Verona in der Pleite!

Neues Jahr, noch mehr Pech

Verona in der Pleite! Kein guter Start in 2009 - Nach Franjo muss jetzt auch Verona Pooth auf die Anklagebank. Dabei hatte die 40-jährige dieses Jahr doch so große Pläne...
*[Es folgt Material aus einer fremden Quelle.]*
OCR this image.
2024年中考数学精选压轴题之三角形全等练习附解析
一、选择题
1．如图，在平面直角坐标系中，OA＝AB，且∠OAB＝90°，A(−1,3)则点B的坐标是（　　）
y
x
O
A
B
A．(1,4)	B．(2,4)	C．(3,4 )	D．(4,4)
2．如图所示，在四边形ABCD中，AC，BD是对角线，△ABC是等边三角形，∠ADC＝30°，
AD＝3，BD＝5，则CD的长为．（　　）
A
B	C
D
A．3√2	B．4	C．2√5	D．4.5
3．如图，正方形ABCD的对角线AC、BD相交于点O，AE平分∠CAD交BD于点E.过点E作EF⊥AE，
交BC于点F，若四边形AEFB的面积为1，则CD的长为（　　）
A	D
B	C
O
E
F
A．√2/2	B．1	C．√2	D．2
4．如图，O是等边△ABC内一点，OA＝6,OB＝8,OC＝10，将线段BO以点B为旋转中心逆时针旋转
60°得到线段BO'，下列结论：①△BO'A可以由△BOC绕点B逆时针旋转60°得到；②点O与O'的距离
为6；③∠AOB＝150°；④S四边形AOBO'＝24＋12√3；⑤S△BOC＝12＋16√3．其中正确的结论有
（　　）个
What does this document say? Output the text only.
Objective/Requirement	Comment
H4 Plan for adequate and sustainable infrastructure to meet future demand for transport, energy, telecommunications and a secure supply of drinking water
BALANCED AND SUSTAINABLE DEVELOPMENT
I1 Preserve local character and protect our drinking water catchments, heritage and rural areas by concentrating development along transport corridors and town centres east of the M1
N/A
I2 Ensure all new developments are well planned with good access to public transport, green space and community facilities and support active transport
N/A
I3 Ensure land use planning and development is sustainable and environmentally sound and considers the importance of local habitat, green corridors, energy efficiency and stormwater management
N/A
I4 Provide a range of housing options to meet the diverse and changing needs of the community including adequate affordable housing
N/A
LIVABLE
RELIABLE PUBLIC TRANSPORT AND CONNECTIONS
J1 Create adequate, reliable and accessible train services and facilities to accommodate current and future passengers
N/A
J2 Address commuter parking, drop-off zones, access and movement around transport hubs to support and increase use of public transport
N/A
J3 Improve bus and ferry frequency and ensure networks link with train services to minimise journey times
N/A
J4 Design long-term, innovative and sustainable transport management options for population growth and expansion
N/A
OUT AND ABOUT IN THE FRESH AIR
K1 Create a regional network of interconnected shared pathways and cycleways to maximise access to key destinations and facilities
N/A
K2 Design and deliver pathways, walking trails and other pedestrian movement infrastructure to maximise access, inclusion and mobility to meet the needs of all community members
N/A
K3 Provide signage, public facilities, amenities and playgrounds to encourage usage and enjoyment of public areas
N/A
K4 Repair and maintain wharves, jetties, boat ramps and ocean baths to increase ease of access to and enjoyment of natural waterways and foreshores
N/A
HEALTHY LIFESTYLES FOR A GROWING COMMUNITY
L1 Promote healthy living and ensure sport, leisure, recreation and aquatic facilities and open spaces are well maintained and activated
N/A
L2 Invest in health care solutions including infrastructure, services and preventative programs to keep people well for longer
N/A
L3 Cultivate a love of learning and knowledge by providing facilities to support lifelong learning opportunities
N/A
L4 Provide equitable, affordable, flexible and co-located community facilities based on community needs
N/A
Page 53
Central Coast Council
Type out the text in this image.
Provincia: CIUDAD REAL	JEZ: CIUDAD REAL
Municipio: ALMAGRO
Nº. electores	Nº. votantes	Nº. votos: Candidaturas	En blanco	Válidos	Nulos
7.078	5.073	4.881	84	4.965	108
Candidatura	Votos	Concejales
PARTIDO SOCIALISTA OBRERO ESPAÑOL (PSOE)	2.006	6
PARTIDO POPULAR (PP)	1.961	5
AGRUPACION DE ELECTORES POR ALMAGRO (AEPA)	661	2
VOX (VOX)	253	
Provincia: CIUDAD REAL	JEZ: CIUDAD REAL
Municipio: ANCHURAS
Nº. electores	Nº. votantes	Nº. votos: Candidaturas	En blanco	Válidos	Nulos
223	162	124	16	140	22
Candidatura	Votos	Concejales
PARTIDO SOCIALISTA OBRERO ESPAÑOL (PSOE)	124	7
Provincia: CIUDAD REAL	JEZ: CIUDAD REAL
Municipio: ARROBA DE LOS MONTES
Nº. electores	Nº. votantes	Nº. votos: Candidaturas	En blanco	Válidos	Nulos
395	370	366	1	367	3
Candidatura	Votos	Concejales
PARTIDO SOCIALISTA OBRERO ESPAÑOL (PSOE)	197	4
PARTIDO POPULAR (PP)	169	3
Noch im September versicherte sie im OK!-Interview, dass das Thema­ Maxfield-Insolvenz bis Ende des Jahres abgeschlossen sein werde. 2009 ist jetzt gut vier Wochen alt, und ein Ende des Pooth-Pleite-Skandals ist nicht in Sicht. Schlimmer noch: Letzte Woche wurde Verona Pooth, 40, wegen Rufmords von ihrem ehemaligen Leibwächter verklagt. 70 000 Euro Schadenersatz will er, weil sie behauptet hatte, er hätte belastende Dokumente aus ihrem Haus gestohlen und verkauft (OK! berich­tete). Ihre Chancen vor Gericht stehen schlecht.

In erster Instanz hatte der Bodyguard bereits wegen ähnlicher Aussagen von Franjo Pooth, 39, gewonnen. Im März muss Veronas Mann übrigens auch wieder vor Gericht. Die Düsseldorfer Sparkasse fordert jetzt auch ihre Kredite zurück – denn erst im Oktober musste Franjo der Commerzbank 1,8 Millionen zurückzahlen.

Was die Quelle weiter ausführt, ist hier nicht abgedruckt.